Оригинальность произошедшего сдвига не в неожиданной заинтересованности страны в здоровье, а в более глубоком его понимании, в представлении о возможности бесконечно его улучшать. В одном из своих художественных произведений программного характера Пьер де Кубертен предлагает проект «санатория для здоровых людей»[1015]. Этот образ является экономическим, ориентированным на «физическую прибыль»[1016]: диета, упражнения, подъем в семь утра, отбой в девять вечера и непрерывная тренировка должны не просто улучшить здоровье, но и раздвинуть его границы. Никогда прежде речь не шла о возможности преобразовывать здоровое тело, совершенствовать его, направлять в будущее, в сторону прогресса.
Впрочем, даже в начале XX века не было проведено ни одного массового спортивного мероприятия. В 1920 году спортсменов — членов Французской федерации плавания насчитывалось менее 1000, а членов Французской атлетической федерации — менее 15 000[1017]. Однако новые практики были в достаточной мере на виду, чтобы оказать влияние на убеждения современников. Веру в спорт выразил в 1912 году в газете Gaulois littéraire Анри Бергсон: «Что я особенно ценю в спорте, так это уверенность в себе, которую он придает. Я верю в возрождение французской нравственности»[1018].

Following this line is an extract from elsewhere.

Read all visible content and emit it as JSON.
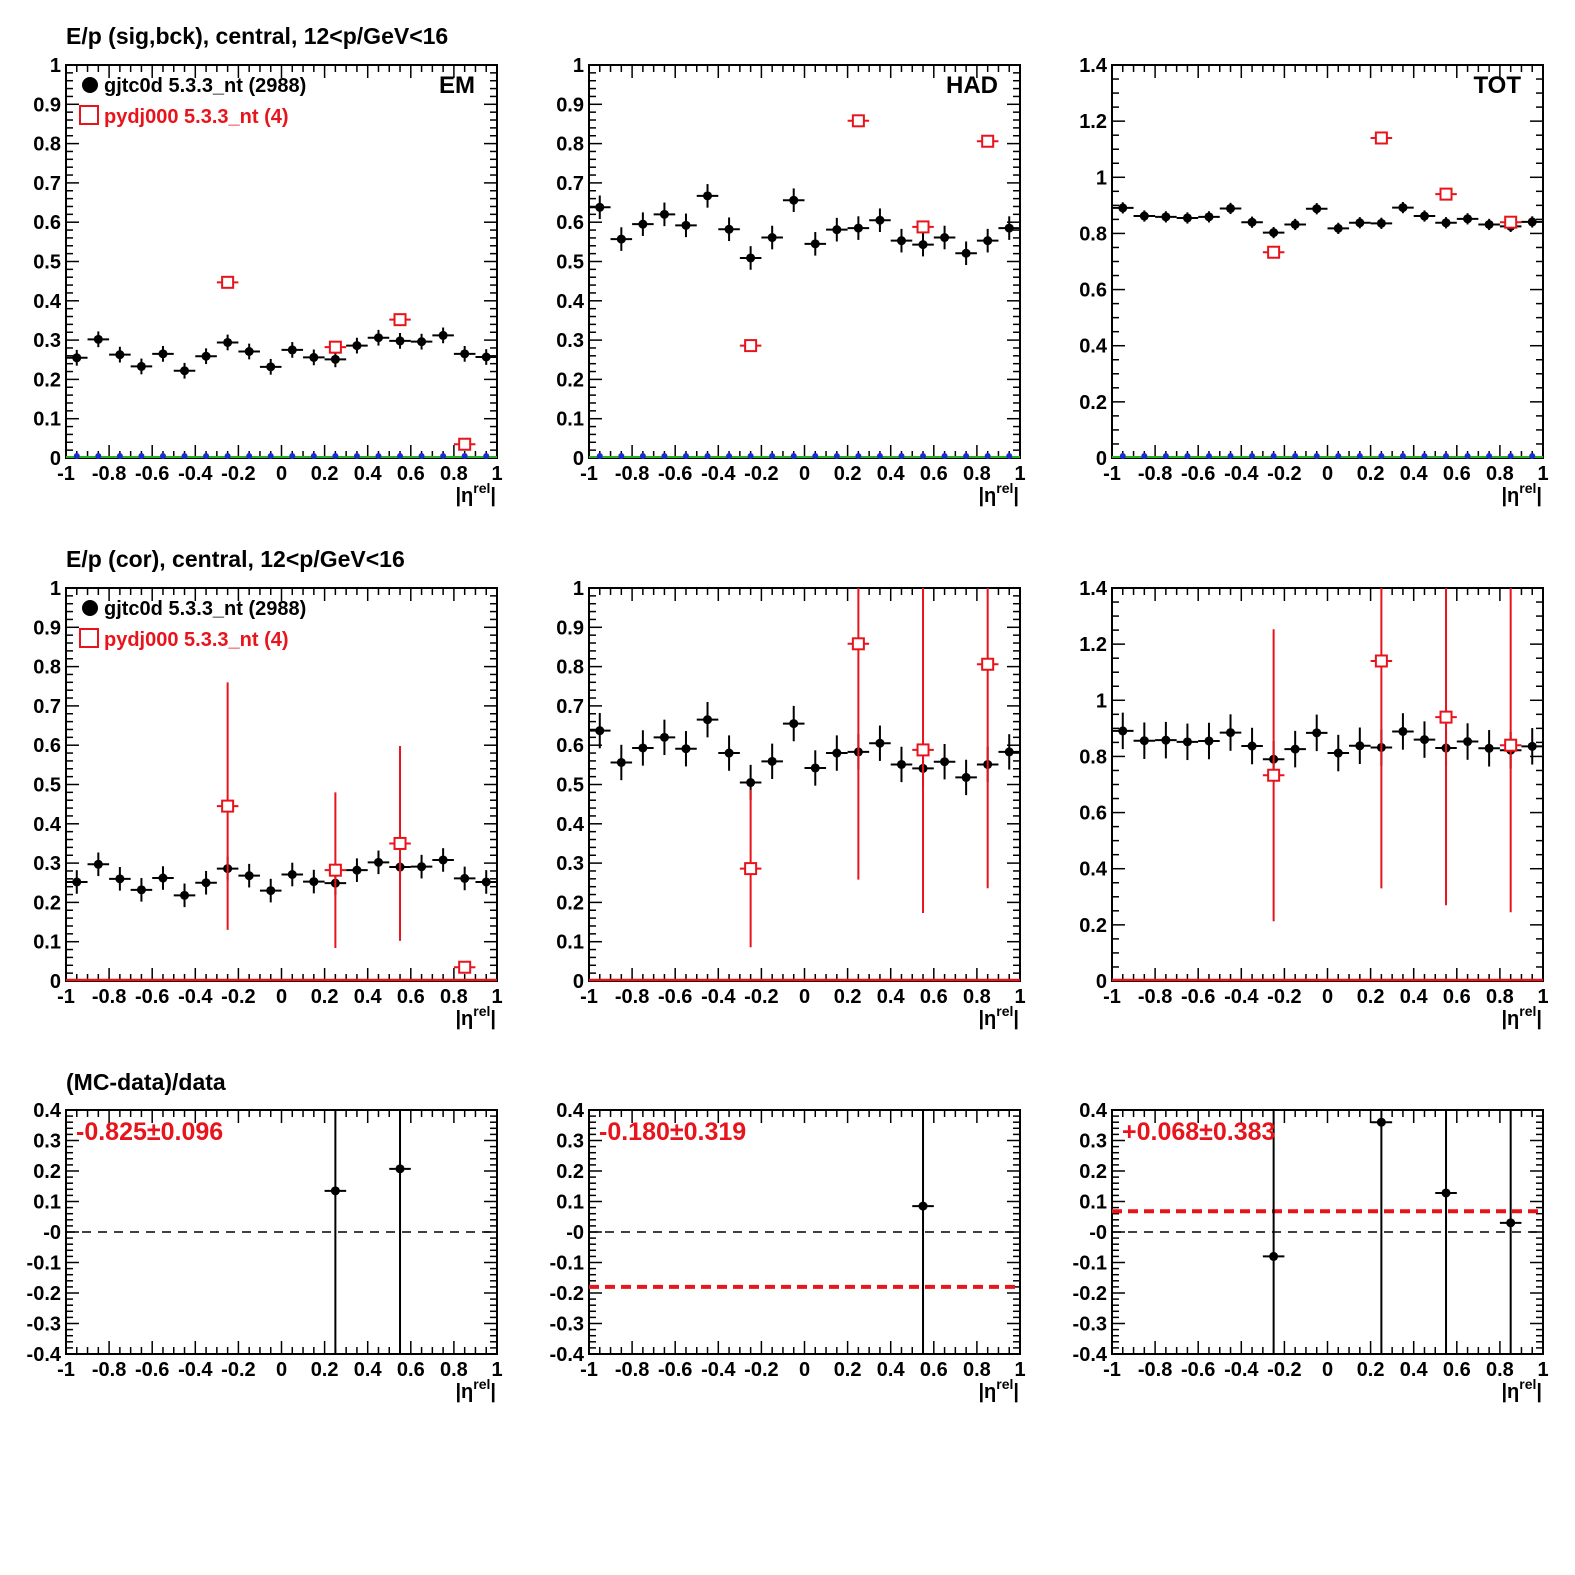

Спорт воплощает не только обновление телесных репрезентаций, но и, в широком смысле, обновление культуры: технический взгляд на пространство, все больший расчет времени, все более демократизированный взгляд на жизнь в обществе. В начале XX века благодаря спорту тело — в самых сокровенных своих проявлениях — становится предвестником новой эпохи.